Abstract

In this work, we aimed to identify the types of errors encountered in glomerular filtration rate (GFR) measurement and test the effectiveness of all published quality control (QC) methods for detection of clinically significant errors. A total of 412 GFR tests were carried out on adults and children. The three-point slope-intercept glomerular filtration rate (SI-GFR) was compared with the nine-point 'area under curve' calculation as a gold standard to determine the error in SI-GFR. The Durbin-Watson test was used to characterize the nature of the errors. The sensitivity, specificity and positive predictive value (PPV) of QC methods for detecting clinically significant errors were calculated and receiver operating characteristic curves were constructed. The QC methods were also applied to a dataset of 100 four-point GFR tests from different institutions. Model failure is the dominant cause of clinically significant error in this dataset, with individual point measurement errors only giving rise to clinically significant errors in a small number of cases. No QC test had an acceptable combination of sensitivity, PPV and specificity.
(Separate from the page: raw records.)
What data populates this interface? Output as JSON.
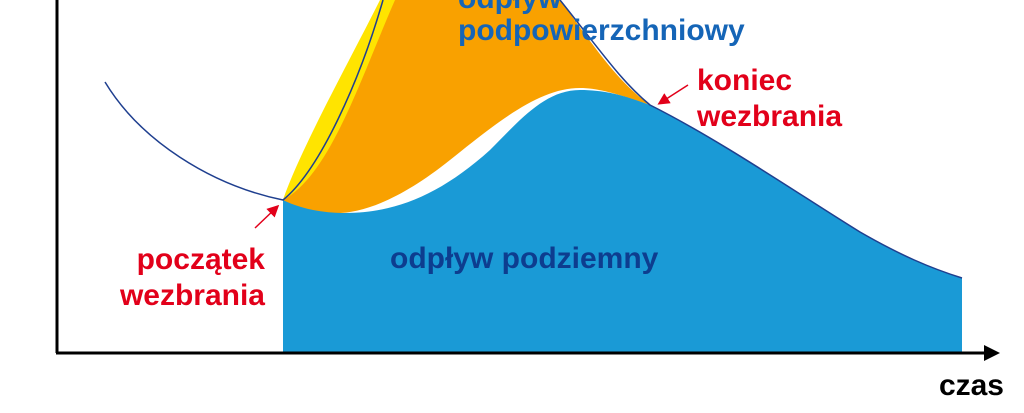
{
  "diagram": {
    "labels": {
      "surface_runoff_line1": "odpływ",
      "surface_runoff_line2": "podpowierzchniowy",
      "flood_end_line1": "koniec",
      "flood_end_line2": "wezbrania",
      "flood_start_line1": "początek",
      "flood_start_line2": "wezbrania",
      "groundwater_runoff": "odpływ podziemny",
      "time_axis": "czas"
    },
    "colors": {
      "groundwater": "#1a9ad6",
      "subsurface": "#f9a100",
      "surface": "#ffe400",
      "hydrograph_line": "#1f3f8f",
      "axis": "#000000",
      "red_labels": "#e2001a",
      "blue_labels": "#1565b7",
      "dark_blue_labels": "#0d3d8f"
    }
  }
}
The correlation coefficient QC test had the largest area under the receiver operating characteristic curve (0.73). No other QC test had an area greater than 0.57. All the QC methods have poor sensitivity and PPV for detecting clinically significant errors and so cannot be relied on to ensure a robust measurement of GFR, underlining the need for careful working practices and a thorough system of measurement checks. We found no evidence for the value of multiple sampling with respect to QC; until such evidence is published, their clinical utility is unproven.